Contrairement aux autres courts-métrages de Demy, comme Ars ou Le Sabotier, celui-ci vire à l'exercice de style saupoudré de paillettes ; les couleurs flashy et les manières emphatiques font déjà basculer Demy, sur la forme, dans la comédie musicale et la modernité. Bernard Evein entame ici sa carrière de décorateur et collaborera avec les principaux auteurs de la Nouvelle Vague (et à 7 autres reprises avec son ami Demy). Sa contribution 'américanise' et évoque, pour cet opus, les productions de Powell (Narcisse Noir, Chaussons rouges). Cependant les mots tranchent aussi : Peau d'âne, Les demoiselles de Rochefort, auront leur part sombre, mais elle ne sera pas si ouvertement affichée.
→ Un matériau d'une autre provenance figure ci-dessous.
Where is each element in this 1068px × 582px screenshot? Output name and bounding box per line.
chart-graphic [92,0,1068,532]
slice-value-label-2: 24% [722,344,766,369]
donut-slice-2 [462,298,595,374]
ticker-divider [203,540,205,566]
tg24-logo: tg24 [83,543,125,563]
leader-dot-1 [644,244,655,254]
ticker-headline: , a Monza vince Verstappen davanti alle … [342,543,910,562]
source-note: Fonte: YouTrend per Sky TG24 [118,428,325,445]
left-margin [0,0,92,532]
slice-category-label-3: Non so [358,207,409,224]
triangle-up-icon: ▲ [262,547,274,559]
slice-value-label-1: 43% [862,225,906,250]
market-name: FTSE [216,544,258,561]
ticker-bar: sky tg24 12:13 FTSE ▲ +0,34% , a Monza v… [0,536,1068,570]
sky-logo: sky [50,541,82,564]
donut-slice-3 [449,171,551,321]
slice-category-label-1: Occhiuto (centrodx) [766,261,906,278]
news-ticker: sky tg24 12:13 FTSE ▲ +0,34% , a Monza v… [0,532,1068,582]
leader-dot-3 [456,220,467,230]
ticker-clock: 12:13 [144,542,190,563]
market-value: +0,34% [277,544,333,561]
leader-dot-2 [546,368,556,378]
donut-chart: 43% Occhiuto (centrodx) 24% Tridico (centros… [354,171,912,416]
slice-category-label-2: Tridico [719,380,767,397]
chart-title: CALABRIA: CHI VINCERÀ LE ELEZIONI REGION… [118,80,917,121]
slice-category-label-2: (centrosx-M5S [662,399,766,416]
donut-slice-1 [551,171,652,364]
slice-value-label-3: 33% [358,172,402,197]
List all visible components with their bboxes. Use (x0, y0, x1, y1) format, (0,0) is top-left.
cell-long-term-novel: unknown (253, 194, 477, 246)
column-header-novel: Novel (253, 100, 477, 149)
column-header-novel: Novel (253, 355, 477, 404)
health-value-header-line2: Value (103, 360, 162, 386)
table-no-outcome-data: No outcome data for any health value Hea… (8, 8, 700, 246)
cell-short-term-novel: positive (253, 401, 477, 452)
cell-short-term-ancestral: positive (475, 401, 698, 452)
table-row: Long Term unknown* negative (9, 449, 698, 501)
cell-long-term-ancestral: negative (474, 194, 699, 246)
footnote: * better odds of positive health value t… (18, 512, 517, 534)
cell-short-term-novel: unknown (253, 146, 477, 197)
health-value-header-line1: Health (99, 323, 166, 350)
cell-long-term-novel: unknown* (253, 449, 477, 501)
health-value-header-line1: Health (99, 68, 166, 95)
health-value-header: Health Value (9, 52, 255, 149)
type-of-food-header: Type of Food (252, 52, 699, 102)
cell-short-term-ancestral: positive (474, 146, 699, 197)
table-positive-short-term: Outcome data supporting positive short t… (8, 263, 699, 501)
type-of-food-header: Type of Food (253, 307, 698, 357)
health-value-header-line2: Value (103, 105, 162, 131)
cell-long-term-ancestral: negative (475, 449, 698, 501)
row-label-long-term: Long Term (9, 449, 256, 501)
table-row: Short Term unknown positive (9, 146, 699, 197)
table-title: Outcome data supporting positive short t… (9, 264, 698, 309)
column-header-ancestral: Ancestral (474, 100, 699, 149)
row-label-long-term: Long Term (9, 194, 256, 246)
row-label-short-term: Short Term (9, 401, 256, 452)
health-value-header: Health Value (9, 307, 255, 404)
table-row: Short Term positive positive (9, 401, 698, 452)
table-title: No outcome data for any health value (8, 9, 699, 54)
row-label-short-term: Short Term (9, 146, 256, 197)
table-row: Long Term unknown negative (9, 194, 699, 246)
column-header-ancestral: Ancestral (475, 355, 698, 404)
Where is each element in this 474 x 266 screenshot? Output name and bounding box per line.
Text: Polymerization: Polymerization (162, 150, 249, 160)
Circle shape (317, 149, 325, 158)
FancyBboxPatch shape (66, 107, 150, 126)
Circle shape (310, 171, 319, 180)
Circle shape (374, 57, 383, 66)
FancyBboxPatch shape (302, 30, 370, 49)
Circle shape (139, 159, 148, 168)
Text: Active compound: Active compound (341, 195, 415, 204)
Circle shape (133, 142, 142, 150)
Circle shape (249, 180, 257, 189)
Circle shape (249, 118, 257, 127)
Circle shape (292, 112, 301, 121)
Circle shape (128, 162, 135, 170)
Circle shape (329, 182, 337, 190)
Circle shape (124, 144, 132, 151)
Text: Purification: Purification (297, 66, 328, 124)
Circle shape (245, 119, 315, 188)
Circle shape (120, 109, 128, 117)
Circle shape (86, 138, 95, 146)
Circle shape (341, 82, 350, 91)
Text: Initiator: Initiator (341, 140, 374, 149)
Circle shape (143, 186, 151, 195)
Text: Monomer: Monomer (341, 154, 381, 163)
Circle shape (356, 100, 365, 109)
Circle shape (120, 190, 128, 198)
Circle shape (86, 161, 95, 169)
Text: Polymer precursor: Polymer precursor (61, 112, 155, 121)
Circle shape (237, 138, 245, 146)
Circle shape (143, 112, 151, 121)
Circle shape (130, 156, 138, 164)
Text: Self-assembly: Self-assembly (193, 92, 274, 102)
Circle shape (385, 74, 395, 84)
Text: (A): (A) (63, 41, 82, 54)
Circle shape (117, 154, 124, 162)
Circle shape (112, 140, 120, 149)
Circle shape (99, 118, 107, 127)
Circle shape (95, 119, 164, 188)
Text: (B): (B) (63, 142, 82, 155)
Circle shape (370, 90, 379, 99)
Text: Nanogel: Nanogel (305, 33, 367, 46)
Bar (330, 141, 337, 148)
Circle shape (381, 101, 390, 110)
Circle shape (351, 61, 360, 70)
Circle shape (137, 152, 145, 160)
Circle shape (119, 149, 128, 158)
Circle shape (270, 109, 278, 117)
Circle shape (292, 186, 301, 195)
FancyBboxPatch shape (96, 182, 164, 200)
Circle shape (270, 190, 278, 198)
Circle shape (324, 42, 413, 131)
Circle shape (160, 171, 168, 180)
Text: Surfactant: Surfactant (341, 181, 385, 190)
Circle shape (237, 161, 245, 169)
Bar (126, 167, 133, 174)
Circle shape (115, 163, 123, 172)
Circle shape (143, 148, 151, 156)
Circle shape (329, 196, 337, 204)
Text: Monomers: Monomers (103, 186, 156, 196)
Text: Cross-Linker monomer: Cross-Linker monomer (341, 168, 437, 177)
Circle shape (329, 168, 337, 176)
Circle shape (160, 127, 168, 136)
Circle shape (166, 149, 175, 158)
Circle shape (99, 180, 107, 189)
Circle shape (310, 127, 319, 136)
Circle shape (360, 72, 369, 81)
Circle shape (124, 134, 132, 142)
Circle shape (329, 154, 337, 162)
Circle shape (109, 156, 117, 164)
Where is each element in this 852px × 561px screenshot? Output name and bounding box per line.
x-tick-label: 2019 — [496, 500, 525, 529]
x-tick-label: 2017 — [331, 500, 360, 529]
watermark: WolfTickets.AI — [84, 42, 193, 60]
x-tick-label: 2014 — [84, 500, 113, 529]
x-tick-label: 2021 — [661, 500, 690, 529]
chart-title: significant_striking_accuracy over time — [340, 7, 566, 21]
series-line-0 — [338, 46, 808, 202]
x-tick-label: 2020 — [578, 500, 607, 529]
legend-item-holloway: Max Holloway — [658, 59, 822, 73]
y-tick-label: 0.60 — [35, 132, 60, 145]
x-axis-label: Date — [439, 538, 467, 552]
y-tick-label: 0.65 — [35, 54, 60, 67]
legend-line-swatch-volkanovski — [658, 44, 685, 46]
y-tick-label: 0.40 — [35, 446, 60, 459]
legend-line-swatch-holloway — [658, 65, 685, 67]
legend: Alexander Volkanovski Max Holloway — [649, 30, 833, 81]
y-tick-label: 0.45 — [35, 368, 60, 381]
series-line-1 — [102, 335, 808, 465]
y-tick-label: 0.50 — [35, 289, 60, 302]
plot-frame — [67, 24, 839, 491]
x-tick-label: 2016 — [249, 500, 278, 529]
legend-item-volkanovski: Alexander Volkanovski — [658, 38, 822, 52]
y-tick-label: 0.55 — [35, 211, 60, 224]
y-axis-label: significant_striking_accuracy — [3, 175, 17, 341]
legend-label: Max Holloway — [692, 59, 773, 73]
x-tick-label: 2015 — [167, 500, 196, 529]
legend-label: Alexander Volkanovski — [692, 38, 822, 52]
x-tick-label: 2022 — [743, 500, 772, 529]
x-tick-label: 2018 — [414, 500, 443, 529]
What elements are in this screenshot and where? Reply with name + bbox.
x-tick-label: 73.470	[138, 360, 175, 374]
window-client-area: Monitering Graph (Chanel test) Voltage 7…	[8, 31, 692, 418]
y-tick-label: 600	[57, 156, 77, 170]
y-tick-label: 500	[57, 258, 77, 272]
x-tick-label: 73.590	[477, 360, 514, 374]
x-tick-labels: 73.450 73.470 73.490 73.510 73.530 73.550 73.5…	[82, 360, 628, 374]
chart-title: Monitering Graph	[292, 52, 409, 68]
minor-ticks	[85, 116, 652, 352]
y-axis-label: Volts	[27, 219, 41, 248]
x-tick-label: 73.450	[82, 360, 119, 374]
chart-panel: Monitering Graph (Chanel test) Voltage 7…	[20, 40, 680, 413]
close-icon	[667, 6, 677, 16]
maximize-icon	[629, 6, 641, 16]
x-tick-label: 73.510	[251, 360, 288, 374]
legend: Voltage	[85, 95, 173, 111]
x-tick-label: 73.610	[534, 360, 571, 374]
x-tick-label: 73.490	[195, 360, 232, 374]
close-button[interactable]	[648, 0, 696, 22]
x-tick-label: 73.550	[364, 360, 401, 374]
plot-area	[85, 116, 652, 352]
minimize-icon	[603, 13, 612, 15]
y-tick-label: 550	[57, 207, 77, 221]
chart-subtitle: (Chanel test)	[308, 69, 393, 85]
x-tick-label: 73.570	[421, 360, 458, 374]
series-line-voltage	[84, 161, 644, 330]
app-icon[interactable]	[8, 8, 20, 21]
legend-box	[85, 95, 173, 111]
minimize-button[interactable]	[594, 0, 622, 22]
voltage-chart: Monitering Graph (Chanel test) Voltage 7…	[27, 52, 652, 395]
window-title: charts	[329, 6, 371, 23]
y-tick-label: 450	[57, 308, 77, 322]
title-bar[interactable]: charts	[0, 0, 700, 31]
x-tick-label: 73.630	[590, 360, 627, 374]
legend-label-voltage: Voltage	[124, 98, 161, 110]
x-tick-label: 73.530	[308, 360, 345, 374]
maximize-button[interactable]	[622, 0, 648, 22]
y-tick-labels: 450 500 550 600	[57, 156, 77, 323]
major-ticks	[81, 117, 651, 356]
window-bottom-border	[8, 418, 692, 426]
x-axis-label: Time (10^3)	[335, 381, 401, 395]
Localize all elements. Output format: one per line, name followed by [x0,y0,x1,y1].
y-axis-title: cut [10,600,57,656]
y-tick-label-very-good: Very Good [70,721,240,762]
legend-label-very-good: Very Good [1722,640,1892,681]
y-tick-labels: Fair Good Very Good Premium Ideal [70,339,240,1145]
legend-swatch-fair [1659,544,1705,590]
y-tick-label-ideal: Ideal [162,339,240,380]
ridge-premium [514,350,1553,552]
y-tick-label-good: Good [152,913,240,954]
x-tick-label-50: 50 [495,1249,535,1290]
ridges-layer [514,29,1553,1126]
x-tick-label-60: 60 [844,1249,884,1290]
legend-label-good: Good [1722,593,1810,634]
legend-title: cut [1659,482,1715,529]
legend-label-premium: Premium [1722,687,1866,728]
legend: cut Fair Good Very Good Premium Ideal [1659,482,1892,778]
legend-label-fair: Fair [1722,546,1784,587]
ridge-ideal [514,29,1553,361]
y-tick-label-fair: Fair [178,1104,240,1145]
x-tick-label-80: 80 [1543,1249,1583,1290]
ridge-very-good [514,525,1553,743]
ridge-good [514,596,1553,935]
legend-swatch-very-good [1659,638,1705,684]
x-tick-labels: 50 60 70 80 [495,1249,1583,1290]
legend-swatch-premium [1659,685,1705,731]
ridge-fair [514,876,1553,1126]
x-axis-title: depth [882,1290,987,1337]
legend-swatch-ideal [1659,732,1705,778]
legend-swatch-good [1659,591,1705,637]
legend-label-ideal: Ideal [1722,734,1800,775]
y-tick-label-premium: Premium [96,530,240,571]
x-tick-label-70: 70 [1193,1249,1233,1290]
Or Le Bel Indifférent est une complainte pathétique, déclamée par une actrice inconnue (Jeanne Allard, à la performance passionnante) pendant 28 minutes d'un monologue presque ininterrompu. Cette femme souffre d'être délaissée par son amant (Émile, interprété par un amateur trouvé dans la rue) et ne récolter que son mutisme ; en vérité elle récolte encore moins, n'obtenant de lui aucune réponse, sauf à la rigueur lorsqu'il lui tourne le dos. Forcément elle veut croire que son indifférence est feinte. Elle analyse, sans aller au bout de ses raisonnements ; projette sur lui en continu. Elle lui prête tout, en fait tout : même un chic type à l'occasion.


Elle se livre à fond pour cette relation de plus en plus imaginaire. Ce manège solitaire prend une tournure sinistre, en toute transparence ; elle tient son rôle, sa dignité, mais est seule à remplir le vide et surtout à s'aliéner dans cette relation. Elle tourne autour de conclusions déjà connues et n'a finalement rien à gagner, à découvrir ou même à sauver. C'est parfois drôle et toujours désespérant. Ceux qui n'éprouveront ni compassion ni curiosité s'agaceront rapidement et se moqueront probablement. Ils pourraient voir de l'inertie là où il y a un déchaînement d'efforts intenses mais absurdes.